There's plenty of precedent for having to show proof of vaccination whether for work or travel. For a century, nearly every school in the U.S. has been requiring proof of vaccinations for students to enroll. Dozens of countries across the globe require a "Yellow Fever Card" to enter their borders.

Proponents of vaccine passports, including several high-profile heavy metal musicians, have touted them as one of the most effective ways to reopen the nation's economy in a safe manner.

A number of hard rock and heavy metal artists have canceled shows or whole tours as the concert industry is rethinking its approach to live shows while the delta variant of the coronavirus is spreading nationwide.

Last month, Live Nation Entertainment, one of the country's largest concert and ticketing companies, announced that it will require all artists and concertgoers to show proof of vaccination or a negative COVID-19 test starting in early October.

Live Nation's announcement came one day after AEG Presents said that it will be requiring proof of vaccination for entry into its owned and operated clubs, theaters and festivals.

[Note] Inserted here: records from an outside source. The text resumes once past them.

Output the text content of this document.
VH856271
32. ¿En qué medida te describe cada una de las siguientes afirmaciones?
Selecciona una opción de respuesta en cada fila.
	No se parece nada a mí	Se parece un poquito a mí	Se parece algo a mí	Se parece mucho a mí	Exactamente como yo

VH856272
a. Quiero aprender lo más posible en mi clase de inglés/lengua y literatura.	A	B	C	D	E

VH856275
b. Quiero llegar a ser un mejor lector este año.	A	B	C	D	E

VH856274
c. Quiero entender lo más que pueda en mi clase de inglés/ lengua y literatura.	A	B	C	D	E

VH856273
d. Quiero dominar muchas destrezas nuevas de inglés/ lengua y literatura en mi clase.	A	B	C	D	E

The decision was made on the heels of the dramatic surge in COVID-19 cases as the delta variant spreads throughout the United States.

While vaccines are exceptionally effective in preventing death and severe illness from the coronavirus and its known variants, some are far from foolproof in preventing infection altogether.

Most of the people with so-called "breakthrough" infections are asymptomatic.

According to Centers For Disease Control And Prevention (CDC),large-scale clinical studies found that COVID-19 vaccination prevented most people from getting COVID-19. Research also provides growing evidence that mRNA COVID-19 vaccines (Pfizer-BioNTech, Moderna) offer similar protection in real-world conditions. While these vaccines are effective, no vaccine prevents illness 100% of the time. For any vaccine, there are breakthrough cases.